Linear force regression (overdamped) (in api/SFI.inference)

[Inference] Linear force regression (overdamped)

\[\hat F(x) = \sum_a C_a\, b_a(x) \qquad\text{where}\qquad G\,C = M\]

\(G_{ab} = \langle b_a(x_t)\, b_b(x_t) \rangle\) is the Gram matrix, \(M_a = \langle v_t \cdot A^{-1} \cdot b_a \rangle\) are the force moments, and \(A = 2\bar D\).

State-dependent diffusion inference (underdamped) (in api/SFI.inference)

[Inference] State-dependent diffusion inference (underdamped)

With the force \(\hat F(x,v)\) held fixed, the state-dependent diffusion \(D(x,v;\theta_D)\) is optimised by minimising the windowed conditional NLL on pentadiagonal (bandwidth-2) covariance windows; \(\Lambda\) from the force inference is held fixed.

Parametric windowed force inference (underdamped) (in api/SFI.inference)

[Inference] Parametric windowed force inference (underdamped)

The phase-space dynamics \(\dot{x}=v,\;\mathrm{d}v = F(x,v)\mathrm{d}t + \sqrt{2D}\,\mathrm{d}W\) are factored into deterministic flow + noise. Three-point shooting residuals follow a pentadiagonal Gaussian whose local precision weights the Gauss–Newton normal equations; the process noise enters at \(\Delta t^3\).

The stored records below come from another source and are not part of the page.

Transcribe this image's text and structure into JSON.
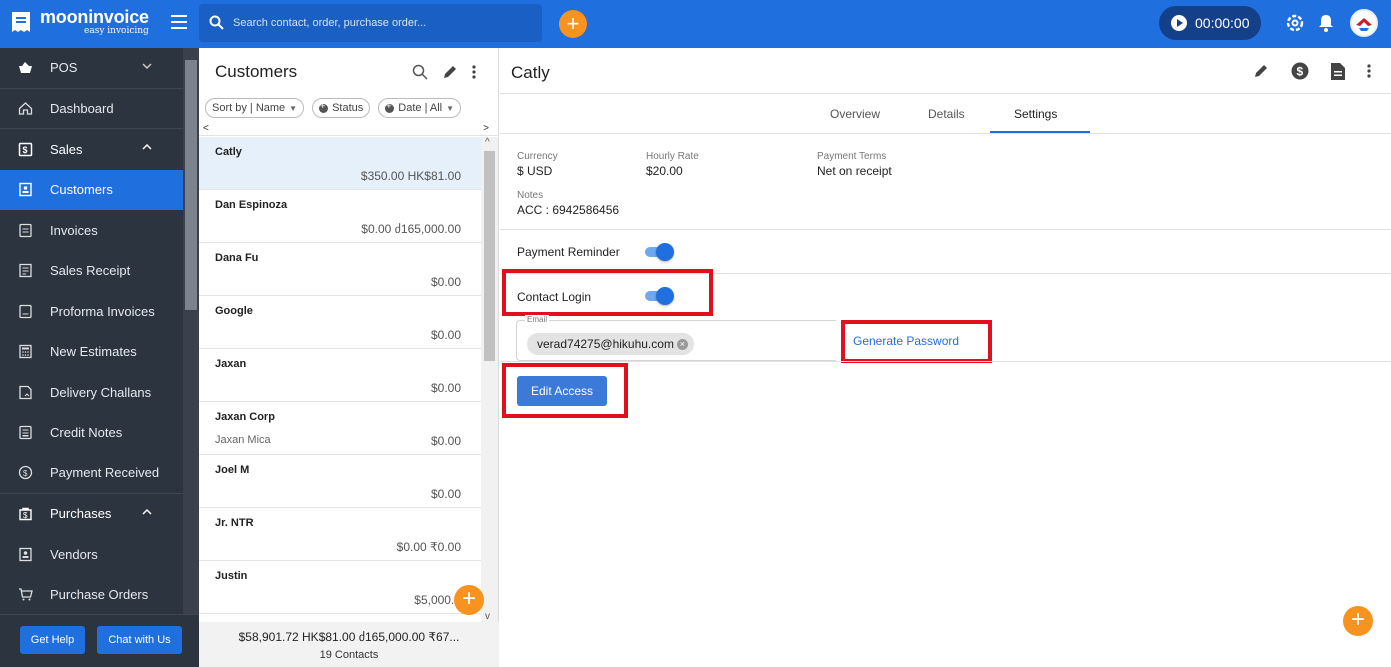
{
  "app": {
    "brand_name": "mooninvoice",
    "brand_tagline": "easy invoicing",
    "search_placeholder": "Search contact, order, purchase order...",
    "add_label": "+",
    "timer": "00:00:00",
    "accent_color": "#1f6fde",
    "orange_color": "#f7931e"
  },
  "sidebar": {
    "items": [
      {
        "label": "POS",
        "icon": "basket-icon"
      },
      {
        "label": "Dashboard",
        "icon": "home-icon"
      },
      {
        "label": "Sales",
        "icon": "dollar-doc-icon"
      },
      {
        "label": "Customers",
        "icon": "contacts-icon"
      },
      {
        "label": "Invoices",
        "icon": "invoice-icon"
      },
      {
        "label": "Sales Receipt",
        "icon": "receipt-icon"
      },
      {
        "label": "Proforma Invoices",
        "icon": "proforma-icon"
      },
      {
        "label": "New Estimates",
        "icon": "calculator-icon"
      },
      {
        "label": "Delivery Challans",
        "icon": "delivery-icon"
      },
      {
        "label": "Credit Notes",
        "icon": "credit-note-icon"
      },
      {
        "label": "Payment Received",
        "icon": "payment-icon"
      },
      {
        "label": "Purchases",
        "icon": "purchase-icon"
      },
      {
        "label": "Vendors",
        "icon": "vendor-icon"
      },
      {
        "label": "Purchase Orders",
        "icon": "cart-icon"
      }
    ],
    "help_label": "Get Help",
    "chat_label": "Chat with Us"
  },
  "customers": {
    "title": "Customers",
    "filters": {
      "sort": "Sort by | Name",
      "status": "Status",
      "date": "Date | All"
    },
    "rows": [
      {
        "name": "Catly",
        "sub": "",
        "amount": "$350.00 HK$81.00"
      },
      {
        "name": "Dan Espinoza",
        "sub": "",
        "amount": "$0.00 ძ165,000.00"
      },
      {
        "name": "Dana Fu",
        "sub": "",
        "amount": "$0.00"
      },
      {
        "name": "Google",
        "sub": "",
        "amount": "$0.00"
      },
      {
        "name": "Jaxan",
        "sub": "",
        "amount": "$0.00"
      },
      {
        "name": "Jaxan Corp",
        "sub": "Jaxan Mica",
        "amount": "$0.00"
      },
      {
        "name": "Joel M",
        "sub": "",
        "amount": "$0.00"
      },
      {
        "name": "Jr. NTR",
        "sub": "",
        "amount": "$0.00 ₹0.00"
      },
      {
        "name": "Justin",
        "sub": "",
        "amount": "$5,000.0"
      }
    ],
    "totals": "$58,901.72 HK$81.00 ძ165,000.00 ₹67...",
    "count": "19 Contacts"
  },
  "detail": {
    "title": "Catly",
    "tabs": [
      "Overview",
      "Details",
      "Settings"
    ],
    "active_tab": "Settings",
    "currency_label": "Currency",
    "currency_value": "$ USD",
    "rate_label": "Hourly Rate",
    "rate_value": "$20.00",
    "terms_label": "Payment Terms",
    "terms_value": "Net on receipt",
    "notes_label": "Notes",
    "notes_value": "ACC : 6942586456",
    "payment_reminder_label": "Payment Reminder",
    "payment_reminder_on": true,
    "contact_login_label": "Contact Login",
    "contact_login_on": true,
    "email_label": "Email",
    "email_value": "verad74275@hikuhu.com",
    "generate_password": "Generate Password",
    "edit_access": "Edit Access",
    "highlight_color": "#e0101e"
  }
}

Under measurement noise the left factor is the η-clean skip instrument built from the lagged clean position pair (eiv=True) — consistent where the naive MLE is velocity-EIV-biased.

Error analysis

Normalized MSE metrics (force & diffusion) (in api/SFI.inference)

[Error analysis] Normalized MSE metrics (force & diffusion)

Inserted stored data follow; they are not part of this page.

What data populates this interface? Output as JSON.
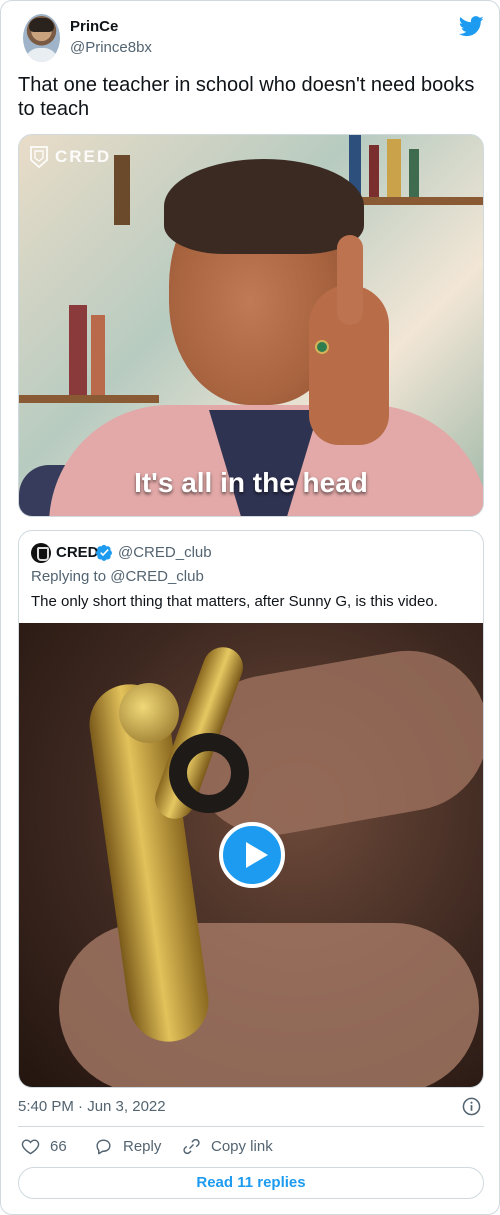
{
  "author": {
    "display_name": "PrinCe",
    "handle": "@Prince8bx"
  },
  "tweet": {
    "text": "That one teacher in school who doesn't need books to teach"
  },
  "media": {
    "brand": "CRED",
    "caption": "It's all in the head"
  },
  "quoted_tweet": {
    "display_name": "CRED",
    "handle": "@CRED_club",
    "replying_to": "Replying to @CRED_club",
    "text": "The only short thing that matters, after Sunny G, is this video."
  },
  "footer": {
    "timestamp": "5:40 PM · Jun 3, 2022",
    "likes": "66",
    "reply_label": "Reply",
    "copy_link_label": "Copy link",
    "read_replies_label": "Read 11 replies"
  },
  "icons": {
    "brand": "twitter-bird-icon",
    "verified": "verified-badge-icon",
    "info": "info-icon",
    "like": "heart-icon",
    "reply": "speech-bubble-icon",
    "copy": "link-icon",
    "play": "play-icon"
  },
  "colors": {
    "accent": "#1d9bf0",
    "text_primary": "#0f1419",
    "text_secondary": "#536471",
    "border": "#cfd9de"
  }
}
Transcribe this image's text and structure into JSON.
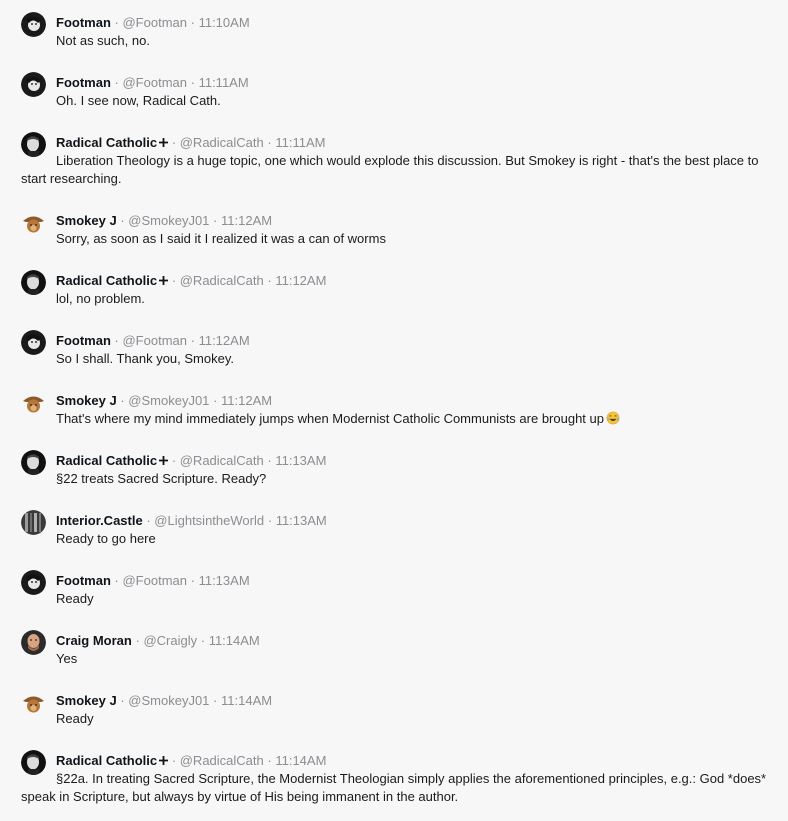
{
  "separator": "·",
  "messages": [
    {
      "name": "Footman",
      "badge": "",
      "handle": "@Footman",
      "time": "11:10AM",
      "text": "Not as such, no.",
      "avatar": "footman-avatar"
    },
    {
      "name": "Footman",
      "badge": "",
      "handle": "@Footman",
      "time": "11:11AM",
      "text": "Oh. I see now, Radical Cath.",
      "avatar": "footman-avatar"
    },
    {
      "name": "Radical Catholic",
      "badge": "cross-icon",
      "handle": "@RadicalCath",
      "time": "11:11AM",
      "text": "Liberation Theology is a huge topic, one which would explode this discussion. But Smokey is right - that's the best place to start researching.",
      "avatar": "radical-catholic-avatar"
    },
    {
      "name": "Smokey J",
      "badge": "",
      "handle": "@SmokeyJ01",
      "time": "11:12AM",
      "text": "Sorry, as soon as I said it I realized it was a can of worms",
      "avatar": "smokey-avatar"
    },
    {
      "name": "Radical Catholic",
      "badge": "cross-icon",
      "handle": "@RadicalCath",
      "time": "11:12AM",
      "text": "lol, no problem.",
      "avatar": "radical-catholic-avatar"
    },
    {
      "name": "Footman",
      "badge": "",
      "handle": "@Footman",
      "time": "11:12AM",
      "text": "So I shall. Thank you, Smokey.",
      "avatar": "footman-avatar"
    },
    {
      "name": "Smokey J",
      "badge": "",
      "handle": "@SmokeyJ01",
      "time": "11:12AM",
      "text": "That's where my mind immediately jumps when Modernist Catholic Communists are brought up",
      "emoji": "laughing-tears-icon",
      "avatar": "smokey-avatar"
    },
    {
      "name": "Radical Catholic",
      "badge": "cross-icon",
      "handle": "@RadicalCath",
      "time": "11:13AM",
      "text": "§22 treats Sacred Scripture. Ready?",
      "avatar": "radical-catholic-avatar"
    },
    {
      "name": "Interior.Castle",
      "badge": "",
      "handle": "@LightsintheWorld",
      "time": "11:13AM",
      "text": "Ready to go here",
      "avatar": "interior-castle-avatar"
    },
    {
      "name": "Footman",
      "badge": "",
      "handle": "@Footman",
      "time": "11:13AM",
      "text": "Ready",
      "avatar": "footman-avatar"
    },
    {
      "name": "Craig Moran",
      "badge": "",
      "handle": "@Craigly",
      "time": "11:14AM",
      "text": "Yes",
      "avatar": "craig-avatar"
    },
    {
      "name": "Smokey J",
      "badge": "",
      "handle": "@SmokeyJ01",
      "time": "11:14AM",
      "text": "Ready",
      "avatar": "smokey-avatar"
    },
    {
      "name": "Radical Catholic",
      "badge": "cross-icon",
      "handle": "@RadicalCath",
      "time": "11:14AM",
      "text": "§22a. In treating Sacred Scripture, the Modernist Theologian simply applies the aforementioned principles, e.g.: God *does* speak in Scripture, but always by virtue of His being immanent in the author.",
      "avatar": "radical-catholic-avatar"
    }
  ]
}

\[\text{NMSE}_F = \frac{\langle (F_{\text{exact}} - \hat F)^\top A^{-1} (F_{\text{exact}} - \hat F) \rangle} {\langle \hat F^\top A^{-1} \hat F \rangle}\]
\[\text{NMSE}_D = \frac{\langle \operatorname{tr}(A^{-1} E\, A^{-1} E) \rangle} {\langle \operatorname{tr}(A^{-1} \hat D\, A^{-1} \hat D) \rangle}\]
where \(E = D_{\text{exact}} - \hat D\).

NMSE_diffusion = MSE_diffusion / < tr(A_inv Dh A_inv Dh) >

Force coefficient covariance & predicted error (in api/SFI.inference)

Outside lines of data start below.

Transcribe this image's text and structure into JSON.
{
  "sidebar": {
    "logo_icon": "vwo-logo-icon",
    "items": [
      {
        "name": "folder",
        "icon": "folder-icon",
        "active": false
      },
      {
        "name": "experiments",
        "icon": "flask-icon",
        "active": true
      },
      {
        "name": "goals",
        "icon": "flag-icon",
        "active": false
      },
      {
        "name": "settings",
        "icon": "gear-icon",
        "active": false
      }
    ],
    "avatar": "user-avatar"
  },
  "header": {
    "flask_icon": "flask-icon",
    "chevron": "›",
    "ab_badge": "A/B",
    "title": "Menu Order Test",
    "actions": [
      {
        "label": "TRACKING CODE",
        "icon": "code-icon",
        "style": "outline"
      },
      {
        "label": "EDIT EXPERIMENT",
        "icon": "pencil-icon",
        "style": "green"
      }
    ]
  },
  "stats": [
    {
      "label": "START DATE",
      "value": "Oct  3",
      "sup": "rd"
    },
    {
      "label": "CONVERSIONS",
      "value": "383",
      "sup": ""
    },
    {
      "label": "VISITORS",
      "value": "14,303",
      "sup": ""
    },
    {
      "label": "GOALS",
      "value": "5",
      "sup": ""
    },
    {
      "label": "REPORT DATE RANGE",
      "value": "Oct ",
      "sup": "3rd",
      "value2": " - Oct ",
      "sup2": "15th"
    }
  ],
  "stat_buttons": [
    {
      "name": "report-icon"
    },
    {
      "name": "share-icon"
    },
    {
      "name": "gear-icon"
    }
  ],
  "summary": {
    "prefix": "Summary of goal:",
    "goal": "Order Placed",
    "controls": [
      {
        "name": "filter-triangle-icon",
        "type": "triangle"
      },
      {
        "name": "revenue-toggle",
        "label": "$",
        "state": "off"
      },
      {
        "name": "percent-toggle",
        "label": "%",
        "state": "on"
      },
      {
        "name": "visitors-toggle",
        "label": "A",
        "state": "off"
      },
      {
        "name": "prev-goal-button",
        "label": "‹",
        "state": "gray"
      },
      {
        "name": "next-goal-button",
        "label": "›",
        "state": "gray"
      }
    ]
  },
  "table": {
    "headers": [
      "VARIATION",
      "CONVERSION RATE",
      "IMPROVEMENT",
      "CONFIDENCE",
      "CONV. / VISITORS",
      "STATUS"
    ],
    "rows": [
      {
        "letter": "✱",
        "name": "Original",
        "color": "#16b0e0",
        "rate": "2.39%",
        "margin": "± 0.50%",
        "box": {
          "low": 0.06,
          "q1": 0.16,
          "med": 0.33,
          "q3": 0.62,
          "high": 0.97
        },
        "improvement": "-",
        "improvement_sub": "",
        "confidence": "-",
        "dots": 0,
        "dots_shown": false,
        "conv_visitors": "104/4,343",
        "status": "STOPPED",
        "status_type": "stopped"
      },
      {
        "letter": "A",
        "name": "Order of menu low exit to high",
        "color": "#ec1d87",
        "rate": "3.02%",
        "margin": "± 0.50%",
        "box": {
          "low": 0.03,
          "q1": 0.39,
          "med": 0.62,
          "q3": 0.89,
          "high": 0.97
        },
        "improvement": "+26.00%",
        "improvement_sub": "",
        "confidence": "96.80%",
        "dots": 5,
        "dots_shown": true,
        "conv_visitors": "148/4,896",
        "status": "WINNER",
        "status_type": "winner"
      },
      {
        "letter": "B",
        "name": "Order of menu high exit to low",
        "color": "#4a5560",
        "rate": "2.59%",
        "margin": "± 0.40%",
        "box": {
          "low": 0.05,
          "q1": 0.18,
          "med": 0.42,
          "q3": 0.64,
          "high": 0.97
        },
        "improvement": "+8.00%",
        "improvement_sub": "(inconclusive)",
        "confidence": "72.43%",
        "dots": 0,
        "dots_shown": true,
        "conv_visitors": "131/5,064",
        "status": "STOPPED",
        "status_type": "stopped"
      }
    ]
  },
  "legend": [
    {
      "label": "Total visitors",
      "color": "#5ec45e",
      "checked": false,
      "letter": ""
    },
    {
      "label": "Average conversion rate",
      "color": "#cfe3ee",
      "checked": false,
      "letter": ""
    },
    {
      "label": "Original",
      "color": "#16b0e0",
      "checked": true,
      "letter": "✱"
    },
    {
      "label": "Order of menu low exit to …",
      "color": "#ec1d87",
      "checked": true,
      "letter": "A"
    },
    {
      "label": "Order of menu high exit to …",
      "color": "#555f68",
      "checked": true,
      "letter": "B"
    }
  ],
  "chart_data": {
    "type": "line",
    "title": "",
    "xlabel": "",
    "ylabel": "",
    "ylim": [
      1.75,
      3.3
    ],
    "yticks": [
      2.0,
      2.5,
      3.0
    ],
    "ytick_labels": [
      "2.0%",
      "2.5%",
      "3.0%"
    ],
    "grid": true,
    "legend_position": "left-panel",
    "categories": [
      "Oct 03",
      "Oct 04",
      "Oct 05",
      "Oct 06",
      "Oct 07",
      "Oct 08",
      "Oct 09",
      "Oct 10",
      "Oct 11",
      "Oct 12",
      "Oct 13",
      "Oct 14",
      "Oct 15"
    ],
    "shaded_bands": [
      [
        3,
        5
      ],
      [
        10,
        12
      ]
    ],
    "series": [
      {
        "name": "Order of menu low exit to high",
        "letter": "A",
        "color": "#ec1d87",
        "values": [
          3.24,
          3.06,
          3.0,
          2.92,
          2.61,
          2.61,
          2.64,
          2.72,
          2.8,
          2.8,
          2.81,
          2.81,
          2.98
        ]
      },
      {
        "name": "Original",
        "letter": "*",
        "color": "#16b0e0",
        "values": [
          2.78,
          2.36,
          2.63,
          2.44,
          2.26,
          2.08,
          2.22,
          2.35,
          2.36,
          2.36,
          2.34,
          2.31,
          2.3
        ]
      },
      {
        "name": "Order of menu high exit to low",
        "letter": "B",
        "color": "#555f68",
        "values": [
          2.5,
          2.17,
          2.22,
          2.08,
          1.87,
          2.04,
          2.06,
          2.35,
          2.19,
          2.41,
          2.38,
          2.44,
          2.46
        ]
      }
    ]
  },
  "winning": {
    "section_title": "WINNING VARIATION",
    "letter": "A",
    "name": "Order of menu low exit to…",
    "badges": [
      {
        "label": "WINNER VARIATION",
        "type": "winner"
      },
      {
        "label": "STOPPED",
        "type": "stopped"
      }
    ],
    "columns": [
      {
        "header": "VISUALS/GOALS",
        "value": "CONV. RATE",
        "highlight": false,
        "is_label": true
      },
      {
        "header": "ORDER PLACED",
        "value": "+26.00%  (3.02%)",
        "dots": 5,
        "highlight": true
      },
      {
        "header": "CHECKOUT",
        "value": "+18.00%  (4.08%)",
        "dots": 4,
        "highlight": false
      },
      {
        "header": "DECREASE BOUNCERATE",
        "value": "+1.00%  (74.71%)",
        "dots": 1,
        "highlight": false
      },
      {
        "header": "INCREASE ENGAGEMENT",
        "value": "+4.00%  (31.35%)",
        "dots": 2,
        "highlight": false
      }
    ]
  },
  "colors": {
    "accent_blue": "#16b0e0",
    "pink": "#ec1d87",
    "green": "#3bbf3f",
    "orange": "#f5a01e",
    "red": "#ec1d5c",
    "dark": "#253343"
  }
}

[Error analysis] Force coefficient covariance & predicted error

\[\operatorname{Cov}(C) = G^{-1}, \qquad \mathbb{E}\!\left[\langle \delta F^\top A^{-1} \delta F \rangle\right] = \operatorname{Tr}\!\left(G\,\operatorname{Cov}(C)\right), \qquad I_F = \tfrac{1}{2}\,C^\top M, \qquad \text{NMSE}_{F,\text{pred}} = \frac{\operatorname{Tr}(G\cdot\operatorname{Cov}(C))}{C^\top M} = \frac{\operatorname{Tr}(G\cdot\operatorname{Cov}(C))}{2 I_F}\]

Assumes the sampling error dominates; measurement noise and discretization biases are not addressed.

Model selection

Information criteria for sparse model selection (in api/SFI.inference)

[Model selection] Information criteria for sparse model selection

\[\begin{split}\text{AIC}(k) &= \mathcal{I}(k) - k \\ \text{BIC}(k) &= \mathcal{I}(k) - \tfrac{1}{2}\,k\,\ln\tau \\ \text{EBIC}(k) &= \text{BIC}(k) - 2\gamma\,\ln\binom{n_0}{k} \\ \text{PASTIS}(k) &= \mathcal{I}(k) - k\,\ln(n_0 / p_0) \\ \text{SIC}(k) &= \mathcal{I}(k) - k\,\ln(\mathcal{I}_{\text{total}})\end{split}\]

where \(\mathcal{I}(k)\) is the log-likelihood gain with k basis terms out of \(n_0\) candidates, \(\tau\) is the total trajectory time, \(p_0\) is the PASTIS significance level, and \(\gamma \in [0,1]\) controls EBIC stringency.

Basis functions

Multivariate polynomial basis (in api/SFI.bases)

[Basis functions] Multivariate polynomial basis

\[\begin{split}f_\\alpha(x) = \\prod_{k=1}^{d} x_k^{\\alpha_k}, \\qquad |\\alpha| \\le \\texttt{order}\end{split}\]

Full polynomial dictionary up to a given total degree, optionally including velocity monomials and lifted to vector or matrix rank.

Radial pair interaction basis (in api/SFI.bases.pairs)

[Basis functions] Radial pair interaction basis

\[f_\alpha(\mathbf{r}_{ij}) = \phi_\alpha(r_{ij})\;\hat{\mathbf{r}}_{ij}\]

Scalar radial kernel \(\phi_\alpha\) times the unit displacement vector. Available kernel families: exponential-polynomial, Gaussian, power-law, and compactly supported.